Their brilliance, their strength in the face of adversity, their generosity in victory and grace in defeat … it all makes the Olympics a must-watch event every four years. Olympians exhibit levels of humanity that the people responsible for creating, hosting and running the Games struggle to match.

On the high, windy hills of the National Cross Country Center, Ivo Niskanen of Finland easily won the men’s 15km cross country race, defeating his nearest challenger by 23 seconds. It was Niskanen’s moment, his opportunity to ascend to the podium and enjoy a brief moment as the best in the world at what he did.

Instead, he waited.

Finland's Iivo Niskanen (center) celebrates winning the gold medal in the cross-country skiing 15km race, along with silver medallist Alexander Bolshunov of ROC (left) and bronze medallist Johannes Hoesflot Klaebo of Norway at the Beijing 2022 Winter Olympics, on February 11, 2022 in Zhangjiakou, China. (Clive Rose/Getty Images)
Clive Rose via Getty Images

Niskanen stood at the finish line and waited for every single one of the 94 skiers behind him to finish the race. The last, Colombia’s Carlos Andres Quintana, finished nearly 20 clock minutes behind Niskanen, and a half hour behind him because of the staggered start. But Niskanen made it clear that his medal ceremony would not begin until Quintana crossed the finish line. Olympians know exactly how hard it is to reach this level, regardless of where one finishes.

“Well done,” Niskanen told Quintana, who said later he had been struggling the entire race.

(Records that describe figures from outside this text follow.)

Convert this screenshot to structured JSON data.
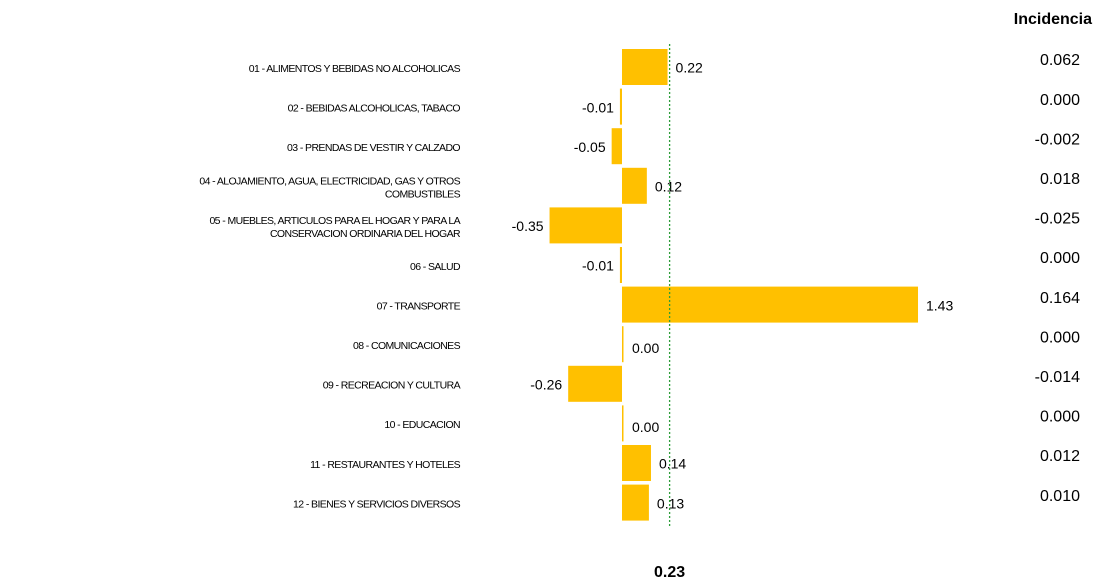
{
  "chart_data": {
    "type": "bar",
    "orientation": "horizontal",
    "categories": [
      "01 - ALIMENTOS Y BEBIDAS NO ALCOHOLICAS",
      "02 - BEBIDAS ALCOHOLICAS, TABACO",
      "03 - PRENDAS DE VESTIR Y CALZADO",
      "04 - ALOJAMIENTO, AGUA, ELECTRICIDAD, GAS Y OTROS\nCOMBUSTIBLES",
      "05 - MUEBLES, ARTICULOS PARA EL HOGAR Y PARA LA\nCONSERVACION ORDINARIA DEL HOGAR",
      "06 - SALUD",
      "07 - TRANSPORTE",
      "08 - COMUNICACIONES",
      "09 - RECREACION Y CULTURA",
      "10 - EDUCACION",
      "11 - RESTAURANTES Y HOTELES",
      "12 - BIENES Y SERVICIOS DIVERSOS"
    ],
    "values": [
      0.22,
      -0.01,
      -0.05,
      0.12,
      -0.35,
      -0.01,
      1.43,
      0,
      -0.26,
      0,
      0.14,
      0.13
    ],
    "value_labels": [
      "0.22",
      "-0.01",
      "-0.05",
      "0.12",
      "-0.35",
      "-0.01",
      "1.43",
      "0.00",
      "-0.26",
      "0.00",
      "0.14",
      "0.13"
    ],
    "color": "#ffc000",
    "reference_line": {
      "value": 0.23,
      "color": "#2e9e3a"
    },
    "incidencia": {
      "title": "Incidencia",
      "values": [
        "0.062",
        "0.000",
        "-0.002",
        "0.018",
        "-0.025",
        "0.000",
        "0.164",
        "0.000",
        "-0.014",
        "0.000",
        "0.012",
        "0.010"
      ]
    }
  }
}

“You need to respect each other as an athlete,” Niskanen said after the race. “Everyone has done lots of work to be here and it means a lot to take him across the finish line. You need that kind of respect in these Olympic Games. Smaller countries don't have as much budget as the best nations.”

Colombia doesn’t exactly have a lengthy history of Winter Olympics success. The nation has only competed in three Winter Olympics — 2010, 2018 and this year — and its best performance to date was a 19th-place finish in the speed skating mass start by Laura Gomez in 2018. Quintana, one of Colombia’s flagbearers in the Opening Ceremony, is one of only three Colombian athletes at the Games this year.

Quintana only began cross-country skiing three years ago, seeing it as the only viable route to achieving his dream of reaching the Olympics.

“I decided to change sport because, even though I wanted triathlon so much and I was doing well nationally, I saw that I could not achieve the dream of my life, which was to qualify for the Olympic Games,” he told a local newspaper in 2021. “So I was looking for another sport in which I had that possibility, I looked at some summer disciplines, but since I didn't find what I wanted, so I decided to look at the winter ones and I found that skiing was the ideal, it suited my conditions.”

He made it. And no matter where he finished, he’s still an Olympian.